If that is so, then we have a key to understanding this difficult passage. It also takes us back to S. Bernard’s understanding of Advent and the three comings of Christ. In the Gospels, the apocalyptic discourse of Jesus comes at the end of his teaching about the Kingdom and before his Passion, where that Kingdom will be inaugurated. But Christ’s Kingdom is not what was expected. Hence the language about heaven and earth being shaken up and behaving abnormally, with signs of distress in the sun and moon, the stars and sea. Christ’s Kingdom is like turning the world’s ideas of kingdom and rule completely upside down!
And yes, there are several things here. First, we do believe as Christian people, that humanity, our world, our universe of being has a purpose, a goal, an end in other words. And we understand that end or goal in terms of God’s rule – God’s Kingdom. We also know by the Laws of Thermodynamics, that at some point the universe will cease to be and will contract, though we need not worry about this happening any time soon! But what Christ says here to us is not so much about concerning ourselves with that, but rather with staying awake and watching for his presence. Being ready to stand before the Son of Man – being ready, in other words, to recognise and welcome Christ in the here and now. That requires of us some serious readjustments in our vision. If we look at our world today, what is it that rules? Who has the power? Might is seen to be right, and wealth the path to might. In our own lives, we have seen enormous change. My grandmother – who lived well into her 90s – used to do much of her washing each week in the burn (Scots word for ‘stream’) and had none of our labour-saving devices. But she always had time for other people and delighted to get the kettle on the fire for a cup of tea for her visitors. Our own 21st technological abilities for labour saving doesn’t seem to have helped us much in the basic human skills of hospitable and harmonious living.

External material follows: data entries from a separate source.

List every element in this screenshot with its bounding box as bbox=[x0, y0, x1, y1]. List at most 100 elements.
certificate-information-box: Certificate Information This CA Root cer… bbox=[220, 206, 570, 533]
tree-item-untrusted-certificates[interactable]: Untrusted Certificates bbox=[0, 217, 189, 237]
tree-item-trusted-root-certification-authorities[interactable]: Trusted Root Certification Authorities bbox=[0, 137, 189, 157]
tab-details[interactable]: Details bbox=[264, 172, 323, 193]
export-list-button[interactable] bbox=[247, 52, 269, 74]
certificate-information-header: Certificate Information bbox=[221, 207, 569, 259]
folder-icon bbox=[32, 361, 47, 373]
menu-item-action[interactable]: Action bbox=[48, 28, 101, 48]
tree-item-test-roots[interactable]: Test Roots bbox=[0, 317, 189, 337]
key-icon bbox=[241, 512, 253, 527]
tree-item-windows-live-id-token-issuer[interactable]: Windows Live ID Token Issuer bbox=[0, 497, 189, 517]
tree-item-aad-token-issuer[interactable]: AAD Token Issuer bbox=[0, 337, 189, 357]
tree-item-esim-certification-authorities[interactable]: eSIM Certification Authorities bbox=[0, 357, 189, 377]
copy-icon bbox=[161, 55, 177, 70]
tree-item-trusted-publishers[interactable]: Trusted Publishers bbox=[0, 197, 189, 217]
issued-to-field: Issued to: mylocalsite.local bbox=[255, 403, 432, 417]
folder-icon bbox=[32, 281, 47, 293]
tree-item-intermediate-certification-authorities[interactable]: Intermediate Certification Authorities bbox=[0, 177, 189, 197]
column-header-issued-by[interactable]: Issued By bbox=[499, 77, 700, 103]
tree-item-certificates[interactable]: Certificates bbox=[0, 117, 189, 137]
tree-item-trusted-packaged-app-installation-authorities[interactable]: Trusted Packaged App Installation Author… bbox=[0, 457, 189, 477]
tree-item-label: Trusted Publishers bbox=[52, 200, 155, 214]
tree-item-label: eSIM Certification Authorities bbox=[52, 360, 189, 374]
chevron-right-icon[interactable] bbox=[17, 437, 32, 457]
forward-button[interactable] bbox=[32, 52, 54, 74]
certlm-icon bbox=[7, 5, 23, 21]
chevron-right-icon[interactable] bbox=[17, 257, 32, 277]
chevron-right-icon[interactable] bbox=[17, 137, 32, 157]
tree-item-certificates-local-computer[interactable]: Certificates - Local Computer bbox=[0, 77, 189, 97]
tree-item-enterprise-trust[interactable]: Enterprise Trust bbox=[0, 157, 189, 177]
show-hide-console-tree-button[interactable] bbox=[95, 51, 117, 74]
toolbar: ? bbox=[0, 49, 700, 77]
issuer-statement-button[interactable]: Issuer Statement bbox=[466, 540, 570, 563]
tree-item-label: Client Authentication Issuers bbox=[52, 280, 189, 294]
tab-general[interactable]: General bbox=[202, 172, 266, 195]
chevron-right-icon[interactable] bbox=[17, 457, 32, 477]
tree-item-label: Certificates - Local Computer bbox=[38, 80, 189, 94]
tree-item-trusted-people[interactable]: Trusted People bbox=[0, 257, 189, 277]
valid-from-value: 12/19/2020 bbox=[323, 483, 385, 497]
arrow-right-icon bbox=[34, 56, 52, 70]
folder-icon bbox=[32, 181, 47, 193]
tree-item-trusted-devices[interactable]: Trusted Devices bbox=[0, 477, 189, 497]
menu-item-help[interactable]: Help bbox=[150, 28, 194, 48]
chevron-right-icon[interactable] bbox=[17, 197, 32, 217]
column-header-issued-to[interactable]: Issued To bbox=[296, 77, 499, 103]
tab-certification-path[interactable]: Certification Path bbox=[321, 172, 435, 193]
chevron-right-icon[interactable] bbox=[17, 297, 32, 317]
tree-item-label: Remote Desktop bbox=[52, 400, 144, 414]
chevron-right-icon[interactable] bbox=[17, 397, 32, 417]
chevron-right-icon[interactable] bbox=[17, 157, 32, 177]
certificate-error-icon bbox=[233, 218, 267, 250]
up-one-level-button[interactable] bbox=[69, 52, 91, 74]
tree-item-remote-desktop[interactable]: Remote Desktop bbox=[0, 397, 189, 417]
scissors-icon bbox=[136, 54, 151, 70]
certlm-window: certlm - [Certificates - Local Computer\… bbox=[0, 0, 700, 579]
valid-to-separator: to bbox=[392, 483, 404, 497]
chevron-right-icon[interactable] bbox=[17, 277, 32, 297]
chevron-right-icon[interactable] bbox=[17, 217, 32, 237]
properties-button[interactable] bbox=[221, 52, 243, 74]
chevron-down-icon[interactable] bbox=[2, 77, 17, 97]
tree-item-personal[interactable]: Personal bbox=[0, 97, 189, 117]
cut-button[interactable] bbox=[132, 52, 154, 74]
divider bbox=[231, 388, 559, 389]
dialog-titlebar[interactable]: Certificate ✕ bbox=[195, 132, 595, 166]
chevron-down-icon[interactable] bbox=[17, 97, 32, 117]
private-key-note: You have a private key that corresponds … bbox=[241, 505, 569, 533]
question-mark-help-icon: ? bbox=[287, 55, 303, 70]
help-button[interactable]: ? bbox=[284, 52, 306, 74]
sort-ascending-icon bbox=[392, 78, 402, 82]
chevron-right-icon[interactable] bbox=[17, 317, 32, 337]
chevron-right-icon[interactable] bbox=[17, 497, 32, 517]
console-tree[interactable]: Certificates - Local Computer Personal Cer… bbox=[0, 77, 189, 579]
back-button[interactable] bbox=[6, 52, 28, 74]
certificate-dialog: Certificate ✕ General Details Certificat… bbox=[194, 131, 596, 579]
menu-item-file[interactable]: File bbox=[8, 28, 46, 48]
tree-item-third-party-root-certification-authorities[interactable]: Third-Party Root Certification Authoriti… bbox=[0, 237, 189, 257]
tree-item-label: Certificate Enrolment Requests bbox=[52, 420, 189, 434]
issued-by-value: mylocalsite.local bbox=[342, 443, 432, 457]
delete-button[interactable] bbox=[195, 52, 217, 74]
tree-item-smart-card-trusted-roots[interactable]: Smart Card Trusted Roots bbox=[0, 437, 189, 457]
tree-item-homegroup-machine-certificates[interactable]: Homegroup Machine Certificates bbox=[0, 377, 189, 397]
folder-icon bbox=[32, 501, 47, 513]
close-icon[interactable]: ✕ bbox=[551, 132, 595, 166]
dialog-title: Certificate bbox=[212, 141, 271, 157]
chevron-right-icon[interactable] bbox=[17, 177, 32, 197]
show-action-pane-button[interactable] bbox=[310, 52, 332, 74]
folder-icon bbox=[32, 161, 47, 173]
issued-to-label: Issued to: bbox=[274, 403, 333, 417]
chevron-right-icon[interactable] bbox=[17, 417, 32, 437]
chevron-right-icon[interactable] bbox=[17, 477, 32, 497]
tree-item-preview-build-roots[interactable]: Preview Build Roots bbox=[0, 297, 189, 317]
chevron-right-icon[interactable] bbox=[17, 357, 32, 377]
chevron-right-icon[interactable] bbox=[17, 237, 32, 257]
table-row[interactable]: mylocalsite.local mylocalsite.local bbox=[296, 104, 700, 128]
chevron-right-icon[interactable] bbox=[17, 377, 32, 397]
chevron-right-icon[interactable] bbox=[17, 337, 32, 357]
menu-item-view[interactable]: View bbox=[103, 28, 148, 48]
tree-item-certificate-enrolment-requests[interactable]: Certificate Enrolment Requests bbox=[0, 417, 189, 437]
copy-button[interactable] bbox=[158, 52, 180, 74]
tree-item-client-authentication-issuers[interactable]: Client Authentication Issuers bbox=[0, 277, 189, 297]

This encourages us to a deeper celebration of this season of Advent. A readiness to welcome Christ in our day to day lives as he comes to us in Word and in Sacrament, in the world of the present, and in the people around us. We need to see the signs of what’s really happening and to stand awake and alert to the Son of Man, risen and ascended and present always with us, calling us to make God’s rule more of a reality in our lives and our world.
Can I leave you with an image which relates to the beginning of a new Church Year? It is this. Something absolutely essential in my life!! But a good illustration of the round of liturgical seasons. A corkscrew. With every turn of the screw, you come a little closer to the reality which is within. You can’t take the analogy too far, because there never comes a moment when the cork pops out. But with every new year, every new season, there is a turn of the screw which is to take us ever closer to the Mystery which is at the very heart and core of all that is. Happy New (Church’s) Year!